Since he knew that the situation was well in hand there, Nenshi said he decided to see the city.

So, with a police escort, he went out to survey the downtown area already affected by flooding.

"At one point we found ourselves on the north bank of the Bow River. I remember it was dark – we had turned the power off as a precautionary measure.

"I stood there by the Peace Bridge on the bank of the river and I listened to the river."

Nenshi says he "never heard it so loud and so angry."

"When my eyes adjusted to the dark I saw how high it was. That was the first time I allowed myself to get a little bit scared."

A short time later, Nenshi said he was taken to a spot where he could observe the evacuation of a seniors' facility in Chinatown.

"This could have been a very bad situation," he said. "A lot of these folks didn't speak English very well, they were elderly, it was the middle of the night.
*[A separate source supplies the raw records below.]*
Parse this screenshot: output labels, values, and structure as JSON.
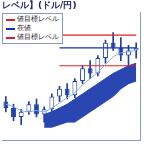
{
  "chart_data": {
    "type": "candlestick",
    "title": "レベル】(ドル/円)",
    "categories": [
      null,
      null,
      null,
      null,
      null,
      null,
      null,
      null,
      null,
      null,
      null,
      null,
      null,
      null,
      null,
      null,
      null,
      null
    ],
    "open": [
      30,
      25,
      18,
      22,
      28,
      20,
      24,
      34,
      40,
      35,
      46,
      56,
      52,
      64,
      76,
      72,
      66,
      70
    ],
    "high": [
      34,
      28,
      24,
      30,
      32,
      26,
      36,
      42,
      44,
      48,
      58,
      62,
      66,
      78,
      84,
      80,
      74,
      76
    ],
    "low": [
      22,
      15,
      12,
      20,
      18,
      14,
      22,
      30,
      32,
      33,
      44,
      48,
      50,
      60,
      70,
      62,
      58,
      64
    ],
    "close": [
      25,
      18,
      22,
      28,
      20,
      24,
      34,
      40,
      35,
      46,
      56,
      52,
      64,
      76,
      72,
      66,
      70,
      72
    ],
    "color": "#1f3fa8",
    "series": [
      {
        "type": "area",
        "color": "#2a46b0",
        "values": [
          null,
          null,
          null,
          null,
          null,
          20,
          22,
          25,
          28,
          32,
          36,
          40,
          44,
          48,
          52,
          55,
          58,
          60
        ],
        "lower": [
          null,
          null,
          null,
          null,
          null,
          10,
          10,
          12,
          14,
          14,
          18,
          22,
          26,
          30,
          34,
          40,
          44,
          46
        ]
      },
      {
        "type": "line",
        "color": "#7fb2e5",
        "values": [
          28,
          26,
          23,
          22,
          23,
          22,
          25,
          29,
          33,
          37,
          43,
          48,
          53,
          59,
          65,
          68,
          69,
          70
        ]
      },
      {
        "name": "値目標レベル",
        "type": "line",
        "color": "#e02020",
        "values": [
          null,
          null,
          null,
          null,
          null,
          null,
          null,
          82,
          82,
          82,
          82,
          82,
          82,
          82,
          82,
          82,
          82,
          82
        ]
      },
      {
        "name": "在値",
        "type": "line",
        "color": "#1030c0",
        "values": [
          null,
          null,
          null,
          null,
          null,
          null,
          null,
          72,
          72,
          72,
          72,
          72,
          72,
          72,
          72,
          72,
          72,
          72
        ]
      },
      {
        "name": "値目標レベル",
        "type": "line",
        "color": "#e02020",
        "values": [
          null,
          null,
          null,
          null,
          null,
          null,
          null,
          58,
          58,
          58,
          58,
          58,
          58,
          58,
          58,
          58,
          58,
          58
        ]
      }
    ],
    "ylim": [
      0,
      100
    ],
    "grid": false,
    "tick_labels": false,
    "legend": "upper left"
  }
}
They'd been woken up, taken down the stairs (and) they didn't know if or when they'd be back or where they were going."

In that situation, Nenshi said he saw the dedication of Calgary's first responders during the emergency.

"I watched those police officers and civil servants who'd gone to work like a normal day, 16 or 22 hours earlier, and they were exhausted.

"They were treating those people with such dedication, dignity and love that I exhaled and said, 'You know what, we're going to be OK."

Now, 10 years after the flood, Nenshi says a lot of work has been done to protect Calgary from any future disasters.

That includes reinforcement of river and creek banks, improving drainage systems and creating permanent flood barriers in many of Calgary's at-risk areas.

"We're ready on the Elbow River," Nenshi said. "The Glenmore Reservoir has been increased in volume, the Springbank dry dam is under construction and will be functional within the next year or two."

As for the Bow River, Nenshi says a lot of work has been done to "armour" the banks in the downtown core and Eau Claire.

Some work has been stalled, such as in Bowness, he said, but the river will still need another large reservoir.

"I'm told that's still 10 years away and that's just too, too long."